Imagine you’re working on a more advanced version of your molecular weight calculator program and accidentally change something that breaks your molecular weight calculations. Without tests, you might not notice the error until it causes serious problems. With tests, you’ll know immediately when something has broken.

Type Hints#

Type hints make your code more readable and help catch errors before runtime by specifying what kind of data should be used. Type hints are labels that tell what kind of data should go into and come out of functions, or what type a variable should be.

Real-world example: A function to calculate drug dosage:

def calculate_ideal_gas_volume(pressure: float, mol: float, temp: float) -> float:
    """
    Calculate the volume of an ideal gas using the ideal gas equation: PV = nRT
    
    Args:
        pressure: Pressure in pascals
        mol: Amount of substance in moles
        temp: Temperature in kelvin
        
    Returns:
        Volume in cubic meters
    """
    R = 8.314
    return (mol * R * temp) / pressure

The key bit to notice here are the float type hints after the colon for each keyword paramter, as well as after the -> type hint for the function output.

Type hints clearly communicate what values the function expects and returns. They generally help prevent mistakes like trying to calculate something using text instead of numbers. They also help other people understand your code more easily. When you or someone else reads this code later, it’s immediately clear what types of data to use. IDEs can also check your code for errors by checking that you are using the correct argument type in a function call.

APIs#

Application Programming Interfaces (APIs) allow your code to interact with external services or databases. They are provided by an external resource, and describe a way for others to retrieve (or even store) information remotely. In scientific research, this may involve accessing chemical databases, molecular structures, or literature.

Real-world example: Using the PubChem API to retrieve compound information:

import requests

def get_compound_info(compound_name: str) -> dict:
    """Retrieve information about a chemical compound from PubChem."""
    url = f"https://pubchem.ncbi.nlm.nih.gov/rest/pug/compound/name/{compound_name}/JSON"
    response = requests.get(url)
    
    if response.status_code == 200:
        return response.json()
    else:
        return {"error": f"Could not find information for {compound_name}"}
        
# Example usage
aspirin_info = get_compound_info("aspirin")
print(f"Molecular formula: {aspirin_info['PC_Compounds'][0]['props'][16]['value']['sval']}")

So what is happening here?

  1. The function creates a special web address (URL) that includes the compound name.

  2. It sends a request to PubChem (a chemical database website).

  3. If successful (status code 200), it returns the chemical information (as a nested data set). You can see the full data it returns here.

  4. If unsuccessful, it returns an error message.

To achieve this, we also use the requests package to communicate with websites over the Internet.

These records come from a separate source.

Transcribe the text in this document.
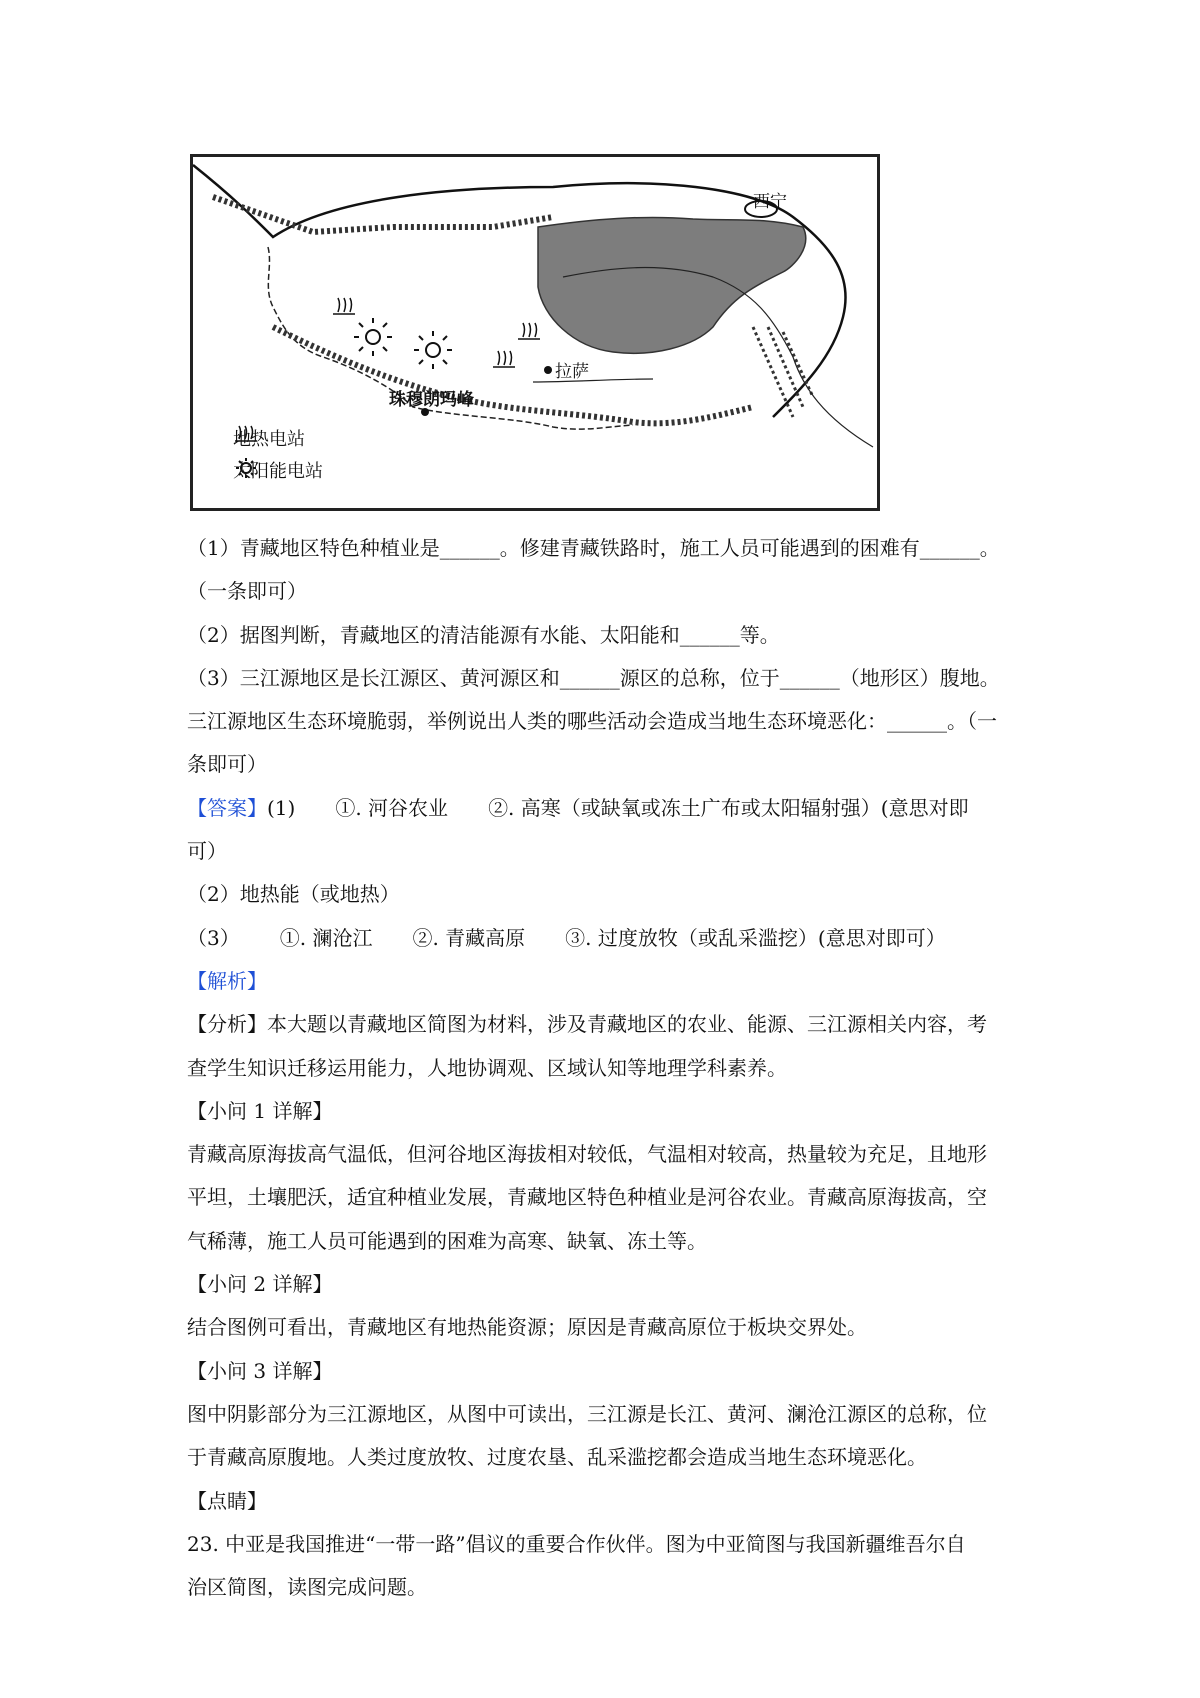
西宁
拉萨
珠穆朗玛峰
地热电站
太阳能电站
（1）青藏地区特色种植业是______。修建青藏铁路时，施工人员可能遇到的困难有______。
（一条即可）
（2）据图判断，青藏地区的清洁能源有水能、太阳能和______等。
（3）三江源地区是长江源区、黄河源区和______源区的总称，位于______（地形区）腹地。
三江源地区生态环境脆弱，举例说出人类的哪些活动会造成当地生态环境恶化：______。（一
条即可）
【答案】(1) ①. 河谷农业 ②. 高寒（或缺氧或冻土广布或太阳辐射强）(意思对即
可）
（2）地热能（或地热）
（3） ①. 澜沧江 ②. 青藏高原 ③. 过度放牧（或乱采滥挖）(意思对即可）
【解析】
【分析】本大题以青藏地区简图为材料，涉及青藏地区的农业、能源、三江源相关内容，考
查学生知识迁移运用能力，人地协调观、区域认知等地理学科素养。
【小问 1 详解】
青藏高原海拔高气温低，但河谷地区海拔相对较低，气温相对较高，热量较为充足，且地形
平坦，土壤肥沃，适宜种植业发展，青藏地区特色种植业是河谷农业。青藏高原海拔高，空
气稀薄，施工人员可能遇到的困难为高寒、缺氧、冻土等。
【小问 2 详解】
结合图例可看出，青藏地区有地热能资源；原因是青藏高原位于板块交界处。
【小问 3 详解】
图中阴影部分为三江源地区，从图中可读出，三江源是长江、黄河、澜沧江源区的总称，位
于青藏高原腹地。人类过度放牧、过度农垦、乱采滥挖都会造成当地生态环境恶化。
【点睛】
23. 中亚是我国推进“一带一路”倡议的重要合作伙伴。图为中亚简图与我国新疆维吾尔自
治区简图，读图完成问题。
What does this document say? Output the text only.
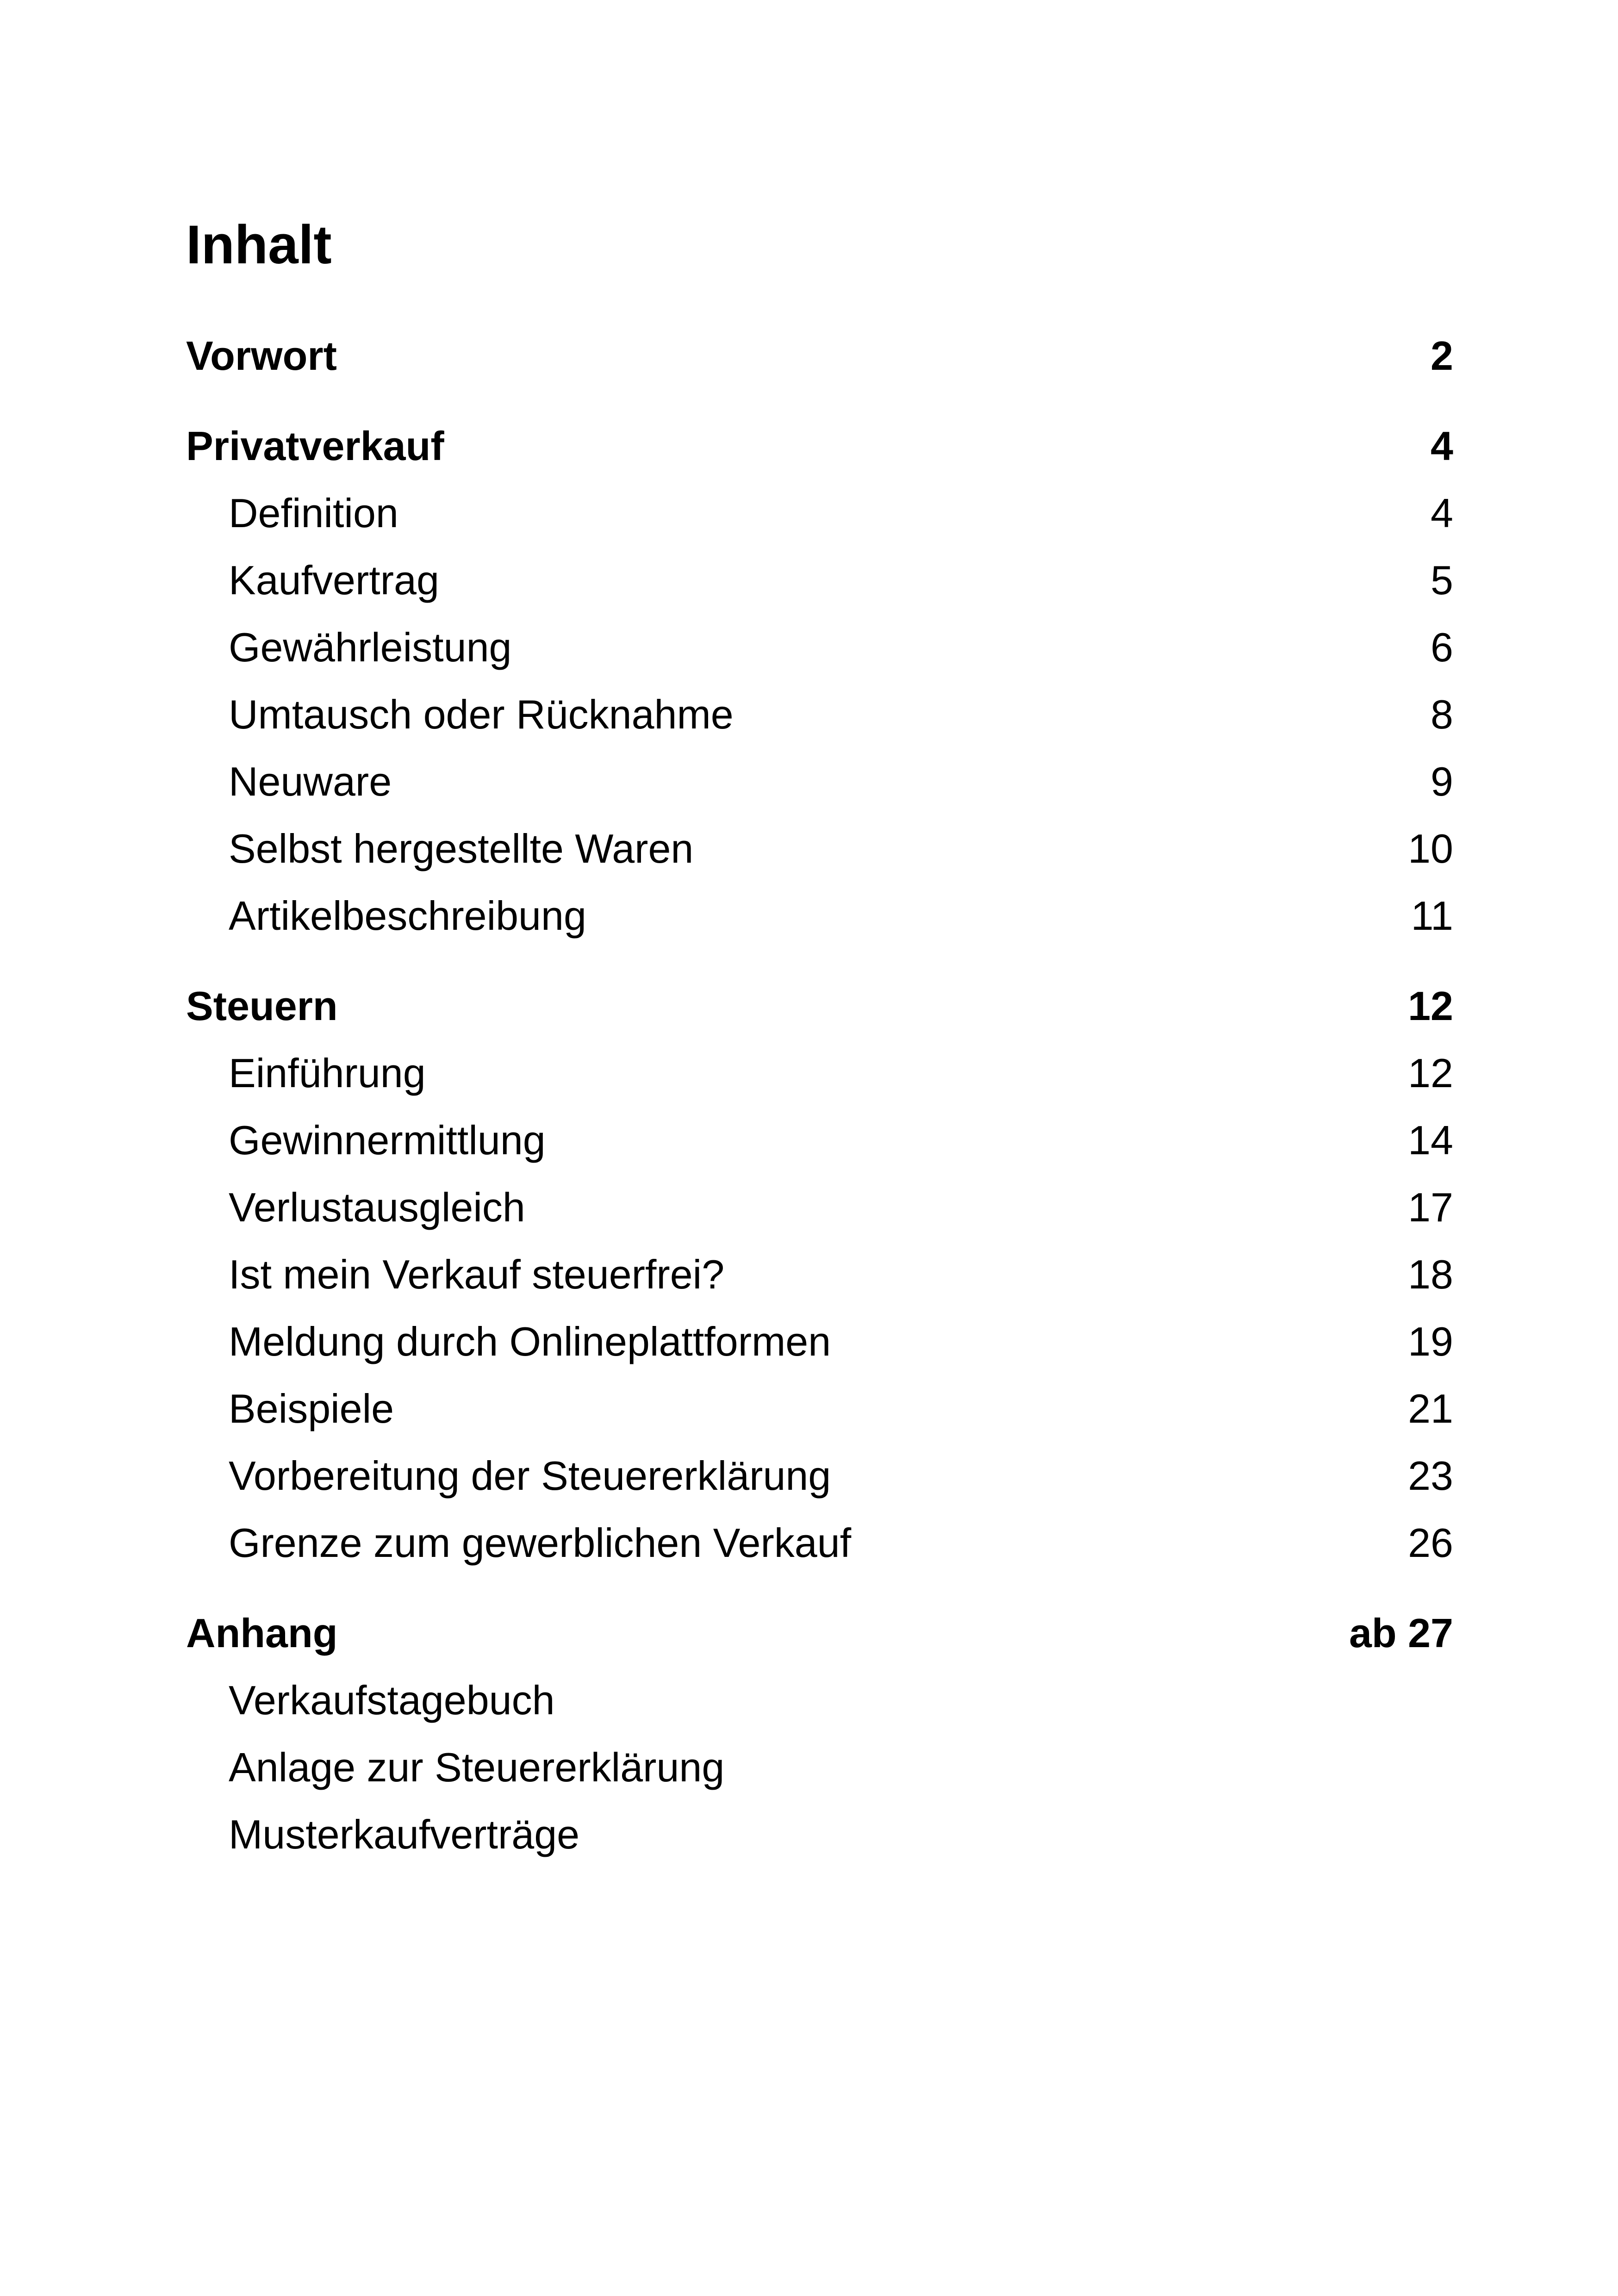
Inhalt
Vorwort	2
Privatverkauf	4
Definition	4
Kaufvertrag	5
Gewährleistung	6
Umtausch oder Rücknahme	8
Neuware	9
Selbst hergestellte Waren	10
Artikelbeschreibung	11
Steuern	12
Einführung	12
Gewinnermittlung	14
Verlustausgleich	17
Ist mein Verkauf steuerfrei?	18
Meldung durch Onlineplattformen	19
Beispiele	21
Vorbereitung der Steuererklärung	23
Grenze zum gewerblichen Verkauf	26
Anhang	ab 27
Verkaufstagebuch
Anlage zur Steuererklärung
Musterkaufverträge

Instead of manually looking up chemical information or maintaining your own database, you can access comprehensive information from established resources. This lets you focus on analyzing the data directly.

Where next?#

If you’re interested in pursuing these topics further:

  • For version control: Learn Git basics at Git-SCM

  • For testing: Explore the pytest framework

  • For type hints: Review the typing module in Python’s documentation

  • For APIs: Practice with scientific APIs like PubChem, ChEMBL, or the Protein Data Bank

Remember that programming is a skill that improves with practice. The foundations you’ve learned in this module will serve you well as you tackle increasingly complex problems in your scientific career.